# RIP Norman Bailey



## Barbebleu (May 17, 2015)

Here is a tribute to the great Norman Bailey who died on the 15th September, aged 88.

https://www.theguardian.com/music/2021/sep/22/norman-bailey-obituary


----------



## Woodduck (Mar 17, 2014)

Bailey seems to have been a superb singer whom I simply haven't heard enough of. I don't recall anyone here mentioning him.

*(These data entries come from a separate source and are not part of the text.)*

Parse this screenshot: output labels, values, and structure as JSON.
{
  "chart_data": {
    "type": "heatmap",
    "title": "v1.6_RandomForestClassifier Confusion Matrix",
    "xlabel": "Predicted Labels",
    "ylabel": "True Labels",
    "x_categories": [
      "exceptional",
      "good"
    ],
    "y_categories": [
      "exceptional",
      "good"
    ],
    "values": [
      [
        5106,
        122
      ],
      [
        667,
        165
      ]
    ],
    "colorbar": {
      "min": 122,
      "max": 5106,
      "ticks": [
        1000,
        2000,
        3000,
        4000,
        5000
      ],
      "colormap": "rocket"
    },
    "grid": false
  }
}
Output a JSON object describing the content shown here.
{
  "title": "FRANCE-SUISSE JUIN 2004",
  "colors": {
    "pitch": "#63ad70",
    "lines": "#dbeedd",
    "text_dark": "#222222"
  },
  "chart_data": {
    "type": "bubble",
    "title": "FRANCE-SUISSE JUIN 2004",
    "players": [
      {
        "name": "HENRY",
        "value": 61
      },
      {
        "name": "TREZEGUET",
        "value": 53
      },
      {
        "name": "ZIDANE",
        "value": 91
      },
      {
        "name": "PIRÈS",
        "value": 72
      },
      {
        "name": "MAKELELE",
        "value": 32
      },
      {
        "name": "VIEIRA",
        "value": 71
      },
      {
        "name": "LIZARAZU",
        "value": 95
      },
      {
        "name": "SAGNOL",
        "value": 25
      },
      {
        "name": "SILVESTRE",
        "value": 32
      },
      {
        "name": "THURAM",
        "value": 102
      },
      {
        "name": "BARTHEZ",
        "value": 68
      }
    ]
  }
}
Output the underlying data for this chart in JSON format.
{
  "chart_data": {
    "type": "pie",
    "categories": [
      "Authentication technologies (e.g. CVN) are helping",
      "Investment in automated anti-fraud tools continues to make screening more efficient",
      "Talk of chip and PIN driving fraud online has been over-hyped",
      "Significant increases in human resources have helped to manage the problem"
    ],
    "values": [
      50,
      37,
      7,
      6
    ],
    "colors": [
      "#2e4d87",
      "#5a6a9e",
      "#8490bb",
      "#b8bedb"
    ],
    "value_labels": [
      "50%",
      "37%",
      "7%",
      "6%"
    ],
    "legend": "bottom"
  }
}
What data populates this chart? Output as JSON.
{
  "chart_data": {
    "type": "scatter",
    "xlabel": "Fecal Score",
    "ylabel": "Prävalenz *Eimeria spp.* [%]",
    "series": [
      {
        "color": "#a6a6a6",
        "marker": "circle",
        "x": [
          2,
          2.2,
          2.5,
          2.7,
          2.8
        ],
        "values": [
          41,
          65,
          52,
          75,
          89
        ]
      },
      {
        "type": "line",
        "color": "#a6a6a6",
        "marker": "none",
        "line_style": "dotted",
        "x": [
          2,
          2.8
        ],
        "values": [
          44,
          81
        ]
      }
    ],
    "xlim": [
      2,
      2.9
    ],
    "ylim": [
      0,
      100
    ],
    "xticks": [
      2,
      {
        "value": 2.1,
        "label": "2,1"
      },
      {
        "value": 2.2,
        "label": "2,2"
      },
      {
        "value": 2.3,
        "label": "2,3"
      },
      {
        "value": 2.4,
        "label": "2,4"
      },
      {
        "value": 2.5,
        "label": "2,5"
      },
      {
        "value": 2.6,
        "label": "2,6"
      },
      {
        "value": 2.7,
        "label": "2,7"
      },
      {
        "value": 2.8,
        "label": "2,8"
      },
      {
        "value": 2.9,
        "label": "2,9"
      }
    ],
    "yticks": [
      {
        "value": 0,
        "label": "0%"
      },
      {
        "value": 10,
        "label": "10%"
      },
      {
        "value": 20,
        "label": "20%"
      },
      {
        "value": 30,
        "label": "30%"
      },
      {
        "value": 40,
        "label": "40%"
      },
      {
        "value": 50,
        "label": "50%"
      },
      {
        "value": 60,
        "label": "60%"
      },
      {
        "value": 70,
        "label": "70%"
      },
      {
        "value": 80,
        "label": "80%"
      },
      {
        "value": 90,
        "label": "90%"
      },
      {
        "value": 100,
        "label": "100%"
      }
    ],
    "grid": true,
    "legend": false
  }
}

Here's a beautiful rendering of "Wotan's farewell" in English. Maybe the poor recording is responsible for the fact that I can't understand a word of it. I'm sure that in real life the man produced consonants as well as vowels.


----------



## 1846 (Sep 1, 2021)

He sings the title role in the Solti recording of _The Flying Dutchman._ Highly competent, well-regarded singer.


----------



## Itullian (Aug 27, 2011)

I have him in Solti's Dutchman and first Meistersinger and love them.
Thank you Maestro Bailey :tiphat: :angel:


----------



## Becca (Feb 5, 2015)

Woodduck said:


> Bailey seems to have been a superb singer whom I simply haven't heard enough of. I don't recall anyone here mentioning him.


Then you haven't been paying sufficient attention to my posts 

BTW, he did Wotan's farewell which is included with Klemperer's Walkure act 1.


----------



## Pure Fool (Jul 30, 2018)

Rest In Peace, Great One. I love his performance as Wotan in Goodall's Ring.


----------